Today I read an article titled “When Did Compassion Become Partisan Politics? which made a number of challenging points and got me thinking. My political leanings can best be described as ambivalent. The fact that I voted for Brexit and would have voted for Trump over Clinton and Le Pen over Macron if I were able to vote, and prefer Fox News and Matt Drudge over CNN and the New York Times, might cause some to put me in the alt right camp but they would be mistaken, due to issues that the author of this article has referred to. Most of the issues he lists as being important, I agree:

  • Advocating for sanctuary for refugees,
  • Protecting immigrants from Government harassment,
  • Marching for full equality for women,
  • Demanding affordable healthcare for every human being,
  • Affirming religious freedom for all traditions,
  • Fighting the degradation of our planet and the gutting of our public schools,
  • Defending our Press so that it remains free,
  • Standing with LGBTQ students,
  • Championing the vulnerable, the sick, the poor

A Syrian refugee holding his son and daughter breaks out in tears of joy after arriving on the shore of the island of Kos in Greece.

The author writes from an American perspective and while he makes the point: “These have somehow become partisan politics. And the simple reason is because the leaders of the Republican party have sold their souls and no longer care to be burdened by the heart of Jesus, or the basic goodness he preached”, I am not sure I fully concur. I know too little about American politics to pontificate with much confidence, but my gut tells me if I were to vote it would be more likely for the Republicans than for the Democrats.

While the points in the above list are important there are things not on the list I also believe to be at least as important:

  • Religious freedom for the Christians
  • The rights of the unborn
  • Safeguarding the borders
  • Restriction on immigration
  • Rejection of trade deals not in the national interest
  • Creation of jobs
  • Maintaining law and order
  • Removing the stranglehold of State regulation
  • Draining the swamp

The point is it is not either / or but both, which comes back to my ambivalent point – I doubt neither party can give me my cake and let me eat it and often it is a matter of mix and match and then taking a view which one comes out best for the country as a whole. This is the very thought process that will go through my mind next month when I come to vote in next month’s UK General Election. If Brexit were the only issue voting would be a no brainer but right now my local hospital is under threat. If I were to be a one trick pony in the social justice stakes, which party will cut a better deal for the homeless folk I work with? Just as with some Democrats in America, some Labourites in the UK might argue it is them but as I look at the wider issues I have my doubts and therein lies a conundrum. If I were to contend, I would ask which party will best encourage people to do social justice and deal with root causes – not easy to answer and it also exposes some of the limits of politics.

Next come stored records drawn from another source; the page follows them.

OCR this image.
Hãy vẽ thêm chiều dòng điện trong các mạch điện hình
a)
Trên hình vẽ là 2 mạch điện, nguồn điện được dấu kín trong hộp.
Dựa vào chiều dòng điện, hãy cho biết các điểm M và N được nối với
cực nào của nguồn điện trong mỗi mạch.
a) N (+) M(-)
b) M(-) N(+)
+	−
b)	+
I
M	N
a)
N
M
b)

Strangely enough, when it comes to helping the homeless and any number of acts of compassion across a wide range of areas, I reckon there are as many right as left leaning folk leading the way, as well as a significant number of don’t know or care. But choices do need to be made and I suppose if there are lessons to learn these include going about one’s daily challenge of loving one’s neighbor and respecting those who see things differently, since there are often no clear cut answers and the best we can do is act according to our conscience and do the best we can given the cards we are dealt with. When it comes to doing compassion, it is well to recognise no-one has a monopoly and there is room for all – representing all types of ideologies, coming together to serve all people of all types. The truth of the matter is: no-one has the monopoly on compassion.